Self-fertilization is a widespread mating system found in hermaphroditic plants and animals (e.g., Jarne and Auld, 2006; Igic and Busch, 2013). In Angiosperms, the transition from outcrossing to selfing occurred multiple times, leading to approximately 10−15% of species self-fertilizing at very high rates (Barrett et al., 2014). Two possible benefits of selfing have been proposed to explain such transitions: the possibility for a single individual to generate offspring in the absence of mating partner or pollinator (“reproductive assurance”, Darwin, 1876; Stebbins, 1957; Porcher and Lande, 2005a; Busch and Delph, 2012), and the “automatic advantage” stemming from the fact that, in a population containing both selfers and outcrossers, selfers tend to transmit more copies of their genome to the next generation if they continue to export pollen — thus retaining the ability to sire outcrossed ovules (Fisher, 1941; Charlesworth, 1980; Stone et al., 2014). The main evolutionary force thought to oppose the spread of selfing is inbreeding depression, the decreased fitness of inbred offspring resulting from the expression of partially recessive deleterious alleles segregating within populations (Charlesworth and Charlesworth, 1987). When selfers export as much pollen as out-crossers (leading to a 50% transmission advantage for selfing), inbreeding depression must be 0.5 to compensate for the automatic advantage of selfing (Lande and Schemske, 1985). However, observations from natural populations indicate that self-fertilizing individuals do not always export as much pollen as their outcrossing counterparts, as some of their pollen production is used to fertilize their own ovules (see references in Porcher and Lande, 2005a). This phenomenon, known as pollen discounting, decreases the automatic advantage of selfing (Nagylaki, 1976; Charlesworth, 1980), thus reducing the threshold value of inbreeding depression above which outcrossing can be maintained (e.g., Holsinger et al., 1984). It may also lead to evolutionarily stable mixed mating systems (involving both selfing and outcrossing) under some models of discounting such as the mass-action pollination model (Holsinger, 1991; Porcher and Lande, 2005a).
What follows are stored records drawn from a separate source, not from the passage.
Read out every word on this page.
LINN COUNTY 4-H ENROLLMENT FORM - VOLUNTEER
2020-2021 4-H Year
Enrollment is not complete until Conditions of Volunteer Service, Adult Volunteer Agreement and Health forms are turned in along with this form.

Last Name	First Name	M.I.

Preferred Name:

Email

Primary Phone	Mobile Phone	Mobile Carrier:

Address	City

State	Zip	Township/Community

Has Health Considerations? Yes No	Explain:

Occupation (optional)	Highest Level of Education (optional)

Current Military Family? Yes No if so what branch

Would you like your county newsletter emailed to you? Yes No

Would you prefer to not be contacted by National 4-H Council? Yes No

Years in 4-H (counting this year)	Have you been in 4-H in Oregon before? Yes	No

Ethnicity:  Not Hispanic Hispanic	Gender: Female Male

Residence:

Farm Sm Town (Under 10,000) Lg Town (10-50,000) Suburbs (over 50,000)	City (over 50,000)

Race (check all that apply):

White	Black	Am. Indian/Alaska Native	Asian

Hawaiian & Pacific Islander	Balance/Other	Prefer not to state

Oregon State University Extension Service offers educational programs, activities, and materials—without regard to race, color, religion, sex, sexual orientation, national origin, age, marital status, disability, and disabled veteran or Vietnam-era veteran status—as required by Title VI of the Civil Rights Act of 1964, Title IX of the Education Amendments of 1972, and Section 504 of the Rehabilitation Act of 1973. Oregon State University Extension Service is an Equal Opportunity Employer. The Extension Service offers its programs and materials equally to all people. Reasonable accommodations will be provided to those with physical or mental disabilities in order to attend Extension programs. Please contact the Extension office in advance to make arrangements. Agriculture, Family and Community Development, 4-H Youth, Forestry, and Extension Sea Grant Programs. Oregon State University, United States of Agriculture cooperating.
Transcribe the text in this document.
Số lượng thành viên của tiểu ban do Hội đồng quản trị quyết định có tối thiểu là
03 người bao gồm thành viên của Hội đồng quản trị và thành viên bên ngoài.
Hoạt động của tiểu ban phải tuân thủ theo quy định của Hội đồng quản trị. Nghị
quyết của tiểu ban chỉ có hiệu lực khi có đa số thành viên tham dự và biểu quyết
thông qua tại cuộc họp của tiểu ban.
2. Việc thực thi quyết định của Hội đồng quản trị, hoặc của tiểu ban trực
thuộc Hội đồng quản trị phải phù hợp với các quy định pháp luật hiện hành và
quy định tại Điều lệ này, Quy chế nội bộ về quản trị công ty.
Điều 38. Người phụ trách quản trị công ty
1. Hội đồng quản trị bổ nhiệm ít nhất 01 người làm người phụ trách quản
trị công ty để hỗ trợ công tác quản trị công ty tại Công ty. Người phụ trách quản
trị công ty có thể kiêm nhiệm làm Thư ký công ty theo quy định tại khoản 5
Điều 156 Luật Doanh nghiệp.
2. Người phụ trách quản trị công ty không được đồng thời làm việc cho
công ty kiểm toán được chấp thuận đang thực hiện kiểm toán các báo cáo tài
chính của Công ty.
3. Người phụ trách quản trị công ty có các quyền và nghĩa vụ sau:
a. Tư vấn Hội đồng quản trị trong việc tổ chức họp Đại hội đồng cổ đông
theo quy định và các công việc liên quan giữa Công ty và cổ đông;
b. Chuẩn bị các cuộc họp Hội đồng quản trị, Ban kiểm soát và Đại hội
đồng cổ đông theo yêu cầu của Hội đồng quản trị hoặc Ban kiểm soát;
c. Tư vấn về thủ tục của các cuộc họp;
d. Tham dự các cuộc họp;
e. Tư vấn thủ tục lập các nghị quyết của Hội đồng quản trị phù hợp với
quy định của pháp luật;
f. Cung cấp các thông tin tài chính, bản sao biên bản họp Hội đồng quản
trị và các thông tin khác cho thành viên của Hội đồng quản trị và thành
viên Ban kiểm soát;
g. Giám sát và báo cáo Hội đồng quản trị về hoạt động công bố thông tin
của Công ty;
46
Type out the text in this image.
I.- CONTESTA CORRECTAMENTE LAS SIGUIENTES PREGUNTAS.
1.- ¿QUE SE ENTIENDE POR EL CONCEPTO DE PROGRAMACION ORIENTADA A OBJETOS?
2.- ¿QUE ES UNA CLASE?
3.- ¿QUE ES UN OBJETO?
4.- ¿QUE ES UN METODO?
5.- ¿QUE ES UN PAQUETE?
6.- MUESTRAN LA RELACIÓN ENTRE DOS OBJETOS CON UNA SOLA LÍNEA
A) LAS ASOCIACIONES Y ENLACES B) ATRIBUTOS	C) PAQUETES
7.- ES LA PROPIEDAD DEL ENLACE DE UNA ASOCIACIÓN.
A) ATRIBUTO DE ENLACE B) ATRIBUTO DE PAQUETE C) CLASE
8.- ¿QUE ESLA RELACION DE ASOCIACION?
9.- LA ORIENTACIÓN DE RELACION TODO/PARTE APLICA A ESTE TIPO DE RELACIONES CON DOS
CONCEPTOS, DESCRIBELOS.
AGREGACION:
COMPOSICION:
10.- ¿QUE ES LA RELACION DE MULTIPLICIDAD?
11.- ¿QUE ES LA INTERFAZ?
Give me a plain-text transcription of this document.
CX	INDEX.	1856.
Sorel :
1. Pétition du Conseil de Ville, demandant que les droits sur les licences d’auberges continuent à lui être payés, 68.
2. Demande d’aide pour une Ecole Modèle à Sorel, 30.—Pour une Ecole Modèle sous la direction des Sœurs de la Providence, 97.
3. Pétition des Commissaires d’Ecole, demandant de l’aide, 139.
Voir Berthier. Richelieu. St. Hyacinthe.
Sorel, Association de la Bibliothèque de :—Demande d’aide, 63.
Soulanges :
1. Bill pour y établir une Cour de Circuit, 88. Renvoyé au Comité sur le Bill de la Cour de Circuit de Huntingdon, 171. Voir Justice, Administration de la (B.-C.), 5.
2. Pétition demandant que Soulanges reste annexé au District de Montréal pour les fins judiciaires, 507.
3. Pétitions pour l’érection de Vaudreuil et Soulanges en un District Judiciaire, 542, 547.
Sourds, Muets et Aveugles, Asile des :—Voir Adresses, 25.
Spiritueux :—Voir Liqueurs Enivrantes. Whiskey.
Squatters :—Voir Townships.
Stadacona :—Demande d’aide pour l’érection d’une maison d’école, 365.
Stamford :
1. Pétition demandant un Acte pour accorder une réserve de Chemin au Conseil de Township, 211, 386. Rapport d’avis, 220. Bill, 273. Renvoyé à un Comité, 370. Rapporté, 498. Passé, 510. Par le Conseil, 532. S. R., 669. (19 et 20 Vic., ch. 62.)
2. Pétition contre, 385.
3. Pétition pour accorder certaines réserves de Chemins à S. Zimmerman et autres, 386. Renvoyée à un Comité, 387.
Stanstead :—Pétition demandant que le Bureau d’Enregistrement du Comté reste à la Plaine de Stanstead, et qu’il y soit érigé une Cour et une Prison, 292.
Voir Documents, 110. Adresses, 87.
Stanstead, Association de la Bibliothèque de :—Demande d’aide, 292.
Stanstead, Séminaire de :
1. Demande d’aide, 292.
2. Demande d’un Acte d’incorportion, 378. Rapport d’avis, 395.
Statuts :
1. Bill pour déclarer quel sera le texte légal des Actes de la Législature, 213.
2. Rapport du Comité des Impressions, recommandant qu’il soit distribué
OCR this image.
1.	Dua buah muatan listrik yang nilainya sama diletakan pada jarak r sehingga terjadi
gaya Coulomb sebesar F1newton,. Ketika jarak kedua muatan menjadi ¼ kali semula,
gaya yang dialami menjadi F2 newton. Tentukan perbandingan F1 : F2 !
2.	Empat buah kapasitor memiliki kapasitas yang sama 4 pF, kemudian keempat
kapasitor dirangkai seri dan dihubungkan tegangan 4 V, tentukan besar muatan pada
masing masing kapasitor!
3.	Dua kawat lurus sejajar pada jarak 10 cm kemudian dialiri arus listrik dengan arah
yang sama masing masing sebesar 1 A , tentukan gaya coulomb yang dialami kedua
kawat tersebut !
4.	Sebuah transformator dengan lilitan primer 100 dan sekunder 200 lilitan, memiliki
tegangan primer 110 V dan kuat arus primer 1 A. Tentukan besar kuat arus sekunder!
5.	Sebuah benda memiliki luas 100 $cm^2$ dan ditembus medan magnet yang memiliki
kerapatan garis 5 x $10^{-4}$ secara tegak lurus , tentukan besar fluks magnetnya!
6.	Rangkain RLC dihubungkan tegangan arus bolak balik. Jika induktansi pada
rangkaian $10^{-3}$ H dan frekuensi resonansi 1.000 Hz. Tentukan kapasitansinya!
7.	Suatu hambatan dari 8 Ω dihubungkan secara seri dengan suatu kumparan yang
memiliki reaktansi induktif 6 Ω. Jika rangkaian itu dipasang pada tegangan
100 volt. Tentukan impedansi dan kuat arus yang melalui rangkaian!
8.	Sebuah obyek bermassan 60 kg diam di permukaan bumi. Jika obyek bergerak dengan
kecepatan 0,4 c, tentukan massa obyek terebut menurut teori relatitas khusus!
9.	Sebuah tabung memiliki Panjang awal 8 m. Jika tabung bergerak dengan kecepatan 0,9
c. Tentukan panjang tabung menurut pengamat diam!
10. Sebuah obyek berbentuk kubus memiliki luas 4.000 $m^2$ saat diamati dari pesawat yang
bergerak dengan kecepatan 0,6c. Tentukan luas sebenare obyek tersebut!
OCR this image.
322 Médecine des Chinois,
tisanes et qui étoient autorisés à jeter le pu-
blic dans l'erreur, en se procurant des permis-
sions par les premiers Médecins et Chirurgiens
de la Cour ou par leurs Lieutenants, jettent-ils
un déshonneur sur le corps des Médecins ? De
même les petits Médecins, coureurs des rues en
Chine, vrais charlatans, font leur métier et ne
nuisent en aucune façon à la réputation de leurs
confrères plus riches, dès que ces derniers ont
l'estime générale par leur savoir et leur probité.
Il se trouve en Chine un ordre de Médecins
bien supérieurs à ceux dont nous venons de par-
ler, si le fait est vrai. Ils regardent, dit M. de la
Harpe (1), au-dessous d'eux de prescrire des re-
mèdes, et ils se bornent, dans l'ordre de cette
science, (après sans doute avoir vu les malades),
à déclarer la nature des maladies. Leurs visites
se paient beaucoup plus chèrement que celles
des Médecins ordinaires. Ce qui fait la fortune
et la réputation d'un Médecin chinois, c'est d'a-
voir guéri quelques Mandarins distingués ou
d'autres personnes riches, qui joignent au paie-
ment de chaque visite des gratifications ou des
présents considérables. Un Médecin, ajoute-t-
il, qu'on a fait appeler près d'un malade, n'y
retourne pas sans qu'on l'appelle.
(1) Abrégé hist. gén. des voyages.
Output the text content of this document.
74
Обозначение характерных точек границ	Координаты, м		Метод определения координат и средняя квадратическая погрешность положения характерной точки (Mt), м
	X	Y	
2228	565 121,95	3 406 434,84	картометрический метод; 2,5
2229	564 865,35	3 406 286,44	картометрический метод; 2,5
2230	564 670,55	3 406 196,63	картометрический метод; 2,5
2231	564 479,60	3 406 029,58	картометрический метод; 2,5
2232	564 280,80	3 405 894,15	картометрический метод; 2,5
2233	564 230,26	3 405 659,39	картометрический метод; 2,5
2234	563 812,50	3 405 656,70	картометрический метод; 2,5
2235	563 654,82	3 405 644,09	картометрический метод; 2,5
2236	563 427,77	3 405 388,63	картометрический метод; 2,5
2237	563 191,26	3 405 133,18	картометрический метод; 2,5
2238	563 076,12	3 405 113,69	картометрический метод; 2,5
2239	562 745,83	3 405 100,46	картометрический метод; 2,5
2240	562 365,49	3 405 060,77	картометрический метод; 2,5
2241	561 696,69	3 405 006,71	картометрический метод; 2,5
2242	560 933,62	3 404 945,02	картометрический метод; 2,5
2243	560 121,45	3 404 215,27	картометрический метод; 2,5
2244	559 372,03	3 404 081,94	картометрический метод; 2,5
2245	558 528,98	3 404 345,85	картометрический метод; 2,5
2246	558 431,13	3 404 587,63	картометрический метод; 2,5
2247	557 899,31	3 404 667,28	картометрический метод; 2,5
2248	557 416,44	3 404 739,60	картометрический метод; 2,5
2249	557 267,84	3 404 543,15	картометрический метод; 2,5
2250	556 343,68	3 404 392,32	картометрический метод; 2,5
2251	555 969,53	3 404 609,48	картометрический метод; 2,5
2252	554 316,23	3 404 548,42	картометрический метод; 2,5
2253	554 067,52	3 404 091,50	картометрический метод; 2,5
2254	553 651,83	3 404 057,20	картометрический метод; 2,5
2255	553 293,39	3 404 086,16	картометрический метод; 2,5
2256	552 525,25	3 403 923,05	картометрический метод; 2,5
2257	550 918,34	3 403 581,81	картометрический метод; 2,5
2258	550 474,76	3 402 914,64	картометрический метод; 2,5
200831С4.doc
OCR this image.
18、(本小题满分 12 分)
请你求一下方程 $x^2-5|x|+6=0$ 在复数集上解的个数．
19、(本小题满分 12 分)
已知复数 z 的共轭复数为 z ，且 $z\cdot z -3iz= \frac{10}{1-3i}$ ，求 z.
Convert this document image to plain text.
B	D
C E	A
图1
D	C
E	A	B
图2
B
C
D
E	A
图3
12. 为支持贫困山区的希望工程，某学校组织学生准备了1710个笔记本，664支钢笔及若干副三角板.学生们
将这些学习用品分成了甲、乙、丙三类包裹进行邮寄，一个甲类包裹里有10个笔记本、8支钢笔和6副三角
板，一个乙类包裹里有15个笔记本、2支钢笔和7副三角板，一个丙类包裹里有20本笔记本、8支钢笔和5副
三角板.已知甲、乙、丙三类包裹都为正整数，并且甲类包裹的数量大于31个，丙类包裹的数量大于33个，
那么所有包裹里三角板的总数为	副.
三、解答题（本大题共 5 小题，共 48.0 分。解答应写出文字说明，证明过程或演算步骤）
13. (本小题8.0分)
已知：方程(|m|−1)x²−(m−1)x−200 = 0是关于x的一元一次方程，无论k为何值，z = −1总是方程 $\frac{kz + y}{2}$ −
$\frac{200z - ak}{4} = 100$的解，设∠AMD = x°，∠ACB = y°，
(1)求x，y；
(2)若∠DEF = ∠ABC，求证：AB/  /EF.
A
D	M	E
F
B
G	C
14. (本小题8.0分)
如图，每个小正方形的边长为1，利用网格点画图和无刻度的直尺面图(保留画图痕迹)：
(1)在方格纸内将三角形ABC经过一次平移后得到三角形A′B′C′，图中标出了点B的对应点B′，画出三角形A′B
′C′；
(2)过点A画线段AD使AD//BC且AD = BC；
Several models explored the evolution of mating systems while explicitly representing the genetic architecture of inbreeding depression (e.g., Charlesworth et al., 1990; Uyenoyama and Waller, 1991; Epinat and Lenormand, 2009; Porcher and Lande, 2005b; Gervais et al., 2014), and highlighted the importance of another genetic factor (besides the automatic advantage and inbreeding depression) affecting the evolution of selfing. This third factor stems from the fact that selection against deleterious alleles is more efficient among selfed offspring (due to their increased homozygosity) than among outcrossed offspring, generating positive linkage disequilibria between alleles increasing the selfing rate and the more advantageous alleles at selected loci. Alleles increasing selfing thus tend to be found on better purged genetic backgrounds, which may allow selfing to spread even when inbreeding depression is higher than 0.5 (Charlesworth et al., 1990). This effect becomes more important as the strength of selection against deleterious alleles increases (so that purging occurs more rapidly), recombination decreases, and as alleles increasing selfing have larger effects — so that linkage disequilibria can be maintained over larger numbers of generations (Charlesworth et al., 1990; Uyenoyama and Waller, 1991; Epinat and Lenormand, 2009). This corresponds to Lande and Schemske’s (1985) verbal prediction that a mutant allele coding for complete selfing may increase in frequency regardless of the amount of inbreeding depression.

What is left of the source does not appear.